Older Post Newer Post


  • Zach on

    …but Dave,
    https://xkcd.com/386/ !!!

  • Dave on

    Zach – good points generally, but welcome to the limitations of a ~600 word limit (where people check out and stop reading or don’t bother starting in the first place).

    And yeah the Shimano cooling is an excellent design.

    Trade offs in materials, design, and effective transfer of info exist everywhere. This isn’t stump the chump or the NEJM, it’s a service to efficiently and hopefully entertainingly get quite accurate and usable info to people of very broad knowledge levels. I think we do that every damn time out. Is someone who’s read this post likely to be a way more informed rotor consumer for having read it? 100% yes.

    Thank you.

    Rob and Brett – Thanks.

  • Zach on

    I don’t think the whole aluminum core thing is quite as clear cut as you’re thinking it is. First up, on the heat dissipation bit – sure, aluminum is a better heat sink material than steel, but that interface between the steel disc and aluminum carrier is a terrible conductor of heat. On some rotors, the way the two pieces are joined likely does a better job of preventing heat from reaching the carrier than it does of allowing heat to be pulled into the carrier.

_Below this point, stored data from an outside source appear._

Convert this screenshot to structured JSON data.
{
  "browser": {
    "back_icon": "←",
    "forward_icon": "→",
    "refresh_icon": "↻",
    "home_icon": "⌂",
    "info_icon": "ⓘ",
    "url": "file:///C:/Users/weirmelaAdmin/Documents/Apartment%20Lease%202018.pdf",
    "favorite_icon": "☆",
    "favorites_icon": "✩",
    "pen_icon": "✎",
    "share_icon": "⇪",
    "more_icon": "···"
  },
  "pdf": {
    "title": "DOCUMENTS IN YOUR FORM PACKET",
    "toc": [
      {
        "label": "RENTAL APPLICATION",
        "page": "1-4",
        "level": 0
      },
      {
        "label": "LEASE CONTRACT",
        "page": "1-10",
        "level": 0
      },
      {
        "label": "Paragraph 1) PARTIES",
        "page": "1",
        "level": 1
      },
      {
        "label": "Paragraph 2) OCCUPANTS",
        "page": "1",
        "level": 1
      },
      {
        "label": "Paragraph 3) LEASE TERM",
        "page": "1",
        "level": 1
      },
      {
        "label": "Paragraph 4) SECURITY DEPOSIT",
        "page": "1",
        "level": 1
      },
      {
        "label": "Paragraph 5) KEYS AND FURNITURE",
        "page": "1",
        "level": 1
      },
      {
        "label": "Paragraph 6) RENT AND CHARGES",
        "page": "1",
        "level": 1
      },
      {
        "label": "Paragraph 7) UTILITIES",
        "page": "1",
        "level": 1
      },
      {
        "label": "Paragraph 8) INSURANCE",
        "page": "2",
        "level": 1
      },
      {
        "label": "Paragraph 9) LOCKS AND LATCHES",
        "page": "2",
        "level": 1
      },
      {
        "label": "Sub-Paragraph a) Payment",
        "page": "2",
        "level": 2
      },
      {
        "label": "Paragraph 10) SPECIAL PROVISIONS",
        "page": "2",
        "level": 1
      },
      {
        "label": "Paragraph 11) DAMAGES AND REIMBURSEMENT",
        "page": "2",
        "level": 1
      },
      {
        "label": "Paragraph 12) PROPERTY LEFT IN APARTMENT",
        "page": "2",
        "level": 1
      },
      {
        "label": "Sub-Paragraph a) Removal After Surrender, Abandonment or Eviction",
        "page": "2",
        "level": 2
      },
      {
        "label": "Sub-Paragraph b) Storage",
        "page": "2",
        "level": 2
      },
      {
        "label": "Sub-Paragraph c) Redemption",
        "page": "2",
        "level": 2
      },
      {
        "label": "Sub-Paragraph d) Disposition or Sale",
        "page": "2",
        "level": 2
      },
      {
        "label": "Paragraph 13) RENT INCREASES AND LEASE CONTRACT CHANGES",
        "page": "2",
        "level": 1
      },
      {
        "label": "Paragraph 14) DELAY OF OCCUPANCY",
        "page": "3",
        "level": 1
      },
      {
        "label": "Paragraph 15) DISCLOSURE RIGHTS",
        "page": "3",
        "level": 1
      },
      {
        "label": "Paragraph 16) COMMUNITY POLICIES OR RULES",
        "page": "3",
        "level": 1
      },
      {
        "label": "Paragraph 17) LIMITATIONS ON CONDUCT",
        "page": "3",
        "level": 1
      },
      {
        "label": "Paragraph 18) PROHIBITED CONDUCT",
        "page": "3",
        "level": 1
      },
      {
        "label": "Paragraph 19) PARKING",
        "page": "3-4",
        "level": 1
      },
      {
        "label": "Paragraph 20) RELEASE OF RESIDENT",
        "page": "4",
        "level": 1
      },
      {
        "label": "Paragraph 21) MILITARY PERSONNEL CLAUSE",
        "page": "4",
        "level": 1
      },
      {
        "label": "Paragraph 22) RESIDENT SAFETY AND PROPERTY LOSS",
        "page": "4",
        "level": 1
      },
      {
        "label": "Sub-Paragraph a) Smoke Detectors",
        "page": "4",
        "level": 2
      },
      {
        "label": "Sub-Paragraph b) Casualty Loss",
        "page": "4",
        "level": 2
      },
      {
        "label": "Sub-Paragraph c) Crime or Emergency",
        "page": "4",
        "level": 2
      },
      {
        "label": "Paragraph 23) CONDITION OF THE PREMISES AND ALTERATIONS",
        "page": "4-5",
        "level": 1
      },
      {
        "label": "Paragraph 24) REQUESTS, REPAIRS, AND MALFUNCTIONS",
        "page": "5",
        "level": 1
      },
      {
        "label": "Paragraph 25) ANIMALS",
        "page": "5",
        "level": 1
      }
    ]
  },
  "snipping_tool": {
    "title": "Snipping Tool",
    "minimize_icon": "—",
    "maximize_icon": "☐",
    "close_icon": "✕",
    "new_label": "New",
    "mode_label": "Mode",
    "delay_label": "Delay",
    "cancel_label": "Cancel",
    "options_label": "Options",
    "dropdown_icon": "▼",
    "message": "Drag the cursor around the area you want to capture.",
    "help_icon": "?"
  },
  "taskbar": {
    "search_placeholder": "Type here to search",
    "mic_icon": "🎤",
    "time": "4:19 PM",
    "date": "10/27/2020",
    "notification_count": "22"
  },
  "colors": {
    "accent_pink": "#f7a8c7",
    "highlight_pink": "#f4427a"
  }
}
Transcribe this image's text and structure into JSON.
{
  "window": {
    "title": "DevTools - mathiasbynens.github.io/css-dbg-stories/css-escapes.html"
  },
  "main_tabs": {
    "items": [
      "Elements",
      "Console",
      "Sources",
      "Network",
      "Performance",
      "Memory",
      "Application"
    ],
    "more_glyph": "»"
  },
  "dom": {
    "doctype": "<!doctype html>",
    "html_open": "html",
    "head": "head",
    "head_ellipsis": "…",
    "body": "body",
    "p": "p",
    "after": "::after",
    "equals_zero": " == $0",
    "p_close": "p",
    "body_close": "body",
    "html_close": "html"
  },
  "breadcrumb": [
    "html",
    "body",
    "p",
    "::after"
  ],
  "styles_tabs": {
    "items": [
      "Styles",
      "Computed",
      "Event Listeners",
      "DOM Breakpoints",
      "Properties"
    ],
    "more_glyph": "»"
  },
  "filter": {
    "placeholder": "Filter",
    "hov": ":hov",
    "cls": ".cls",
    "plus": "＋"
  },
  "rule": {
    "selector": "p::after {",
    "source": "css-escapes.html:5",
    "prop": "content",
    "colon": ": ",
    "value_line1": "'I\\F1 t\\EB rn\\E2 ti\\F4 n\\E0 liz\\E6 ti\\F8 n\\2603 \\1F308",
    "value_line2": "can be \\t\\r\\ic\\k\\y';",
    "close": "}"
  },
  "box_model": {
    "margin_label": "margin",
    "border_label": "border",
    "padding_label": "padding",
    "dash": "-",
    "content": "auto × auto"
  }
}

    Similarly, the AL carrier can certainly be nice & stiff, but due to the much different CTE’s of AL & Stainless, that stiffness is not necessarily an advantage. In fact, if you had a perfectly stiff interface between them and excellent conduction of heat between the Stainless rotor & AL carrier, the rotor would be more likely to warp, not less (AL carrier will grow more with temperature than the stainless rotor & something would have to give). Fortunately all the reasonably good rotor designs out there take this into account in how they attach the rotor to the carrier, and the really good ones result in floating rotors (aka, absolutely not firmly attached to each other). Unfortunately, the more the rotor design leans towards avoiding heat related warping, the worse the interface between the two materials becomes at conducting heat. Along the same lines, this is why the cooling fins on the ice tech & freeza rotors is part of the disc & not the carrier. If those fins were on the carrier, their effectiveness would be greatly diminished.

  • RobCam on

    Great post. Shimano ice tech rotors are far better than anything else I have tried. Long life span and consistent powerful braking.

  • Brett on

    One other comment is that you should match your rotors to your calipers. All calipers are not created the same! I thought I’d pick up a set of Shimano Icetech rotors for my new Easton tubeless wheels (thanks, November!), but on doing some research, the pads on my Avid BB7s would be too wide for the rotor and would end up sweeping part of the carrier arm as well. Shimano apparently uses a narrower pad.